WHAT IS THE ROLE OF MEMORY SCIENCE IN THE WORKPLACE? Interview with Dr. Julia Shaw


So, let’s link it to the workplace, because
obviously that’s where you’re applying some of this skill and the knowledge that you have.
What is the role of memory science in the workplace? And if you’re able to bring it
to life for a couple of examples that’d be great.
Yeah, for me, the most important piece is again, getting high quality information. So
just like a police investigation, if you have an HR investigation, you want as high quality
information as possible and you want the evidence that you’re using whatever it is to be high
quality. And now high quality from a memory standpoint,
because often in workplaces or in police settings, you rely heavily on people’s memories. So
like a significant part of your evidence, perhaps all of it is individuals’ memories.
And so the question is, how do you know if these memories are any good?
And then what do you do with them and how do you preserve them? And so how do you know
if they’re any good? The first question is basically, ideally they’re contemporaneous.
So ideally the event happened relatively recently. Ideally they haven’t spoken with too many
other people, especially other people who were there because that can contaminate.
Ideally, there’s all these ideals, but what that means is ideally you’re recording on
your own immediately after something happens. What happened? On your own, not to a human,
ideally. And so this is why we created spot is because you can do it immediately on your
own. You can log into the chatbot, you can record it, and you can make a timestamp PDF,
which was exactly when you remember this information and it asks you non-leading neutral questions.
So that’s the other piece of it, is the questions. And so in an HR setting, I continue to be
surprised that most people who are HR leaders even don’t actually ever receive training
on…. they receive training on processes, but they don’t receive training on memory.
And I think it’s really difficult to consistently ask appropriate questions without understanding
how memory works. So just like I would never train the police and just say, here, do this,
here’s a list of things. That’s really difficult because people are going to go off script,
they’re going to get it wrong because they don’t know what it is that they’re getting
wrong until you teach them some of the core concepts of the flexibility and that sort
of recombining of information. So I guess in terms of the workplace, I wish
that people were trained on memory. I wish that we, focus on this. I think sometimes
it’s seen as like truth detecting, which is wrong. That’s the wrong premise. Like you
shouldn’t ever be going into a situation going is this person lying?

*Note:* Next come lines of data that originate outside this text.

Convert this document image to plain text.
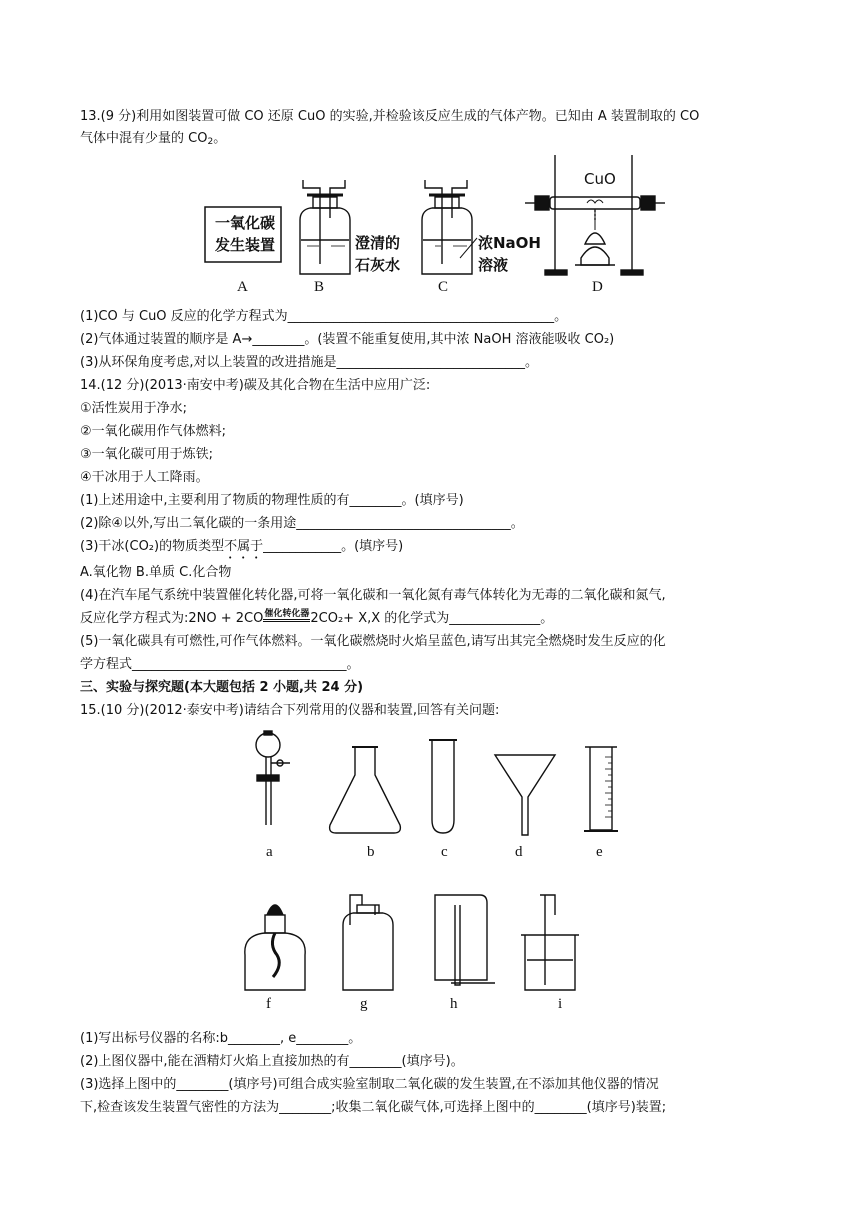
13.(9 分)利用如图装置可做 CO 还原 CuO 的实验,并检验该反应生成的气体产物。已知由 A 装置制取的 CO
气体中混有少量的 $CO_2$。
一氧化碳
发生装置	澄清的
石灰水
浓NaOH
溶液
CuO
A	B	C	D
(1)CO 与 CuO 反应的化学方程式为_________________________________________。
(2)气体通过装置的顺序是 A→________。(装置不能重复使用,其中浓 NaOH 溶液能吸收 CO₂)
(3)从环保角度考虑,对以上装置的改进措施是_____________________________。
14.(12 分)(2013·南安中考)碳及其化合物在生活中应用广泛:
①活性炭用于净水;
②一氧化碳用作气体燃料;
③一氧化碳可用于炼铁;
④干冰用于人工降雨。
(1)上述用途中,主要利用了物质的物理性质的有________。(填序号)
(2)除④以外,写出二氧化碳的一条用途_________________________________。
(3)干冰(CO₂)的物质类型不属于____________。(填序号)
A.氧化物 B.单质 C.化合物
(4)在汽车尾气系统中装置催化转化器,可将一氧化碳和一氧化氮有毒气体转化为无毒的二氧化碳和氮气,
反应化学方程式为:2NO + 2CO催化转化器2CO₂+ X,X 的化学式为______________。
(5)一氧化碳具有可燃性,可作气体燃料。一氧化碳燃烧时火焰呈蓝色,请写出其完全燃烧时发生反应的化
学方程式_________________________________。
三、实验与探究题(本大题包括 2 小题,共 24 分)
15.(10 分)(2012·泰安中考)请结合下列常用的仪器和装置,回答有关问题:
a	b	c	d	e
f	g	h	i
(1)写出标号仪器的名称:b________, e________。
(2)上图仪器中,能在酒精灯火焰上直接加热的有________(填序号)。
(3)选择上图中的________(填序号)可组合成实验室制取二氧化碳的发生装置,在不添加其他仪器的情况
下,检查该发生装置气密性的方法为________;收集二氧化碳气体,可选择上图中的________(填序号)装置;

That’s not a useful starting point for anything basically. Assume that people aren’t out to
hurt each other. Assume that people are there because even frankly, even if they are, if
something is distorted, if someone has gone out of their way to go to HR, something is
wrong, right? Like you don’t just randomly show up at HR and say, I need to tell you
something. They’re unhappy and they need some help. And
so for me, I think it’s training people on memory, or at least having them understand
or using something like spot in the first instance to gather information can really
help. In terms of examples, I mean, one of the key
things that, even in criminal investigations, so people who are trained on what’s called
the cognitive interview, which is best practices in memory interviewing, which is also the
foundation for spot. When people who are trained, police officers
in the UK who are trained in the cognitive interview are told to not interrupt people.
Now you’ve been very good actually, but most people, even when given this instruction,
especially doing what’s called free recall phase. So the, tell me everything you can
remember, which is always the first question you should ask, tell me everything you can
remember. People interrupt on average, someone every
seven seconds, seven seconds. And we know that interruptions are a huge barrier to disclosing
information. And so in HR settings, we know that this is also likely to happen. And in
research that we’ve done where we compared our bots to real people who are being trained
in a Masters course to be HR professionals, they got way fewer details. They got way lower
quality because they weren’t necessarily asking things in the right order and they were interrupting
people too much. And that stops people from telling their story, and it stops people from getting the details.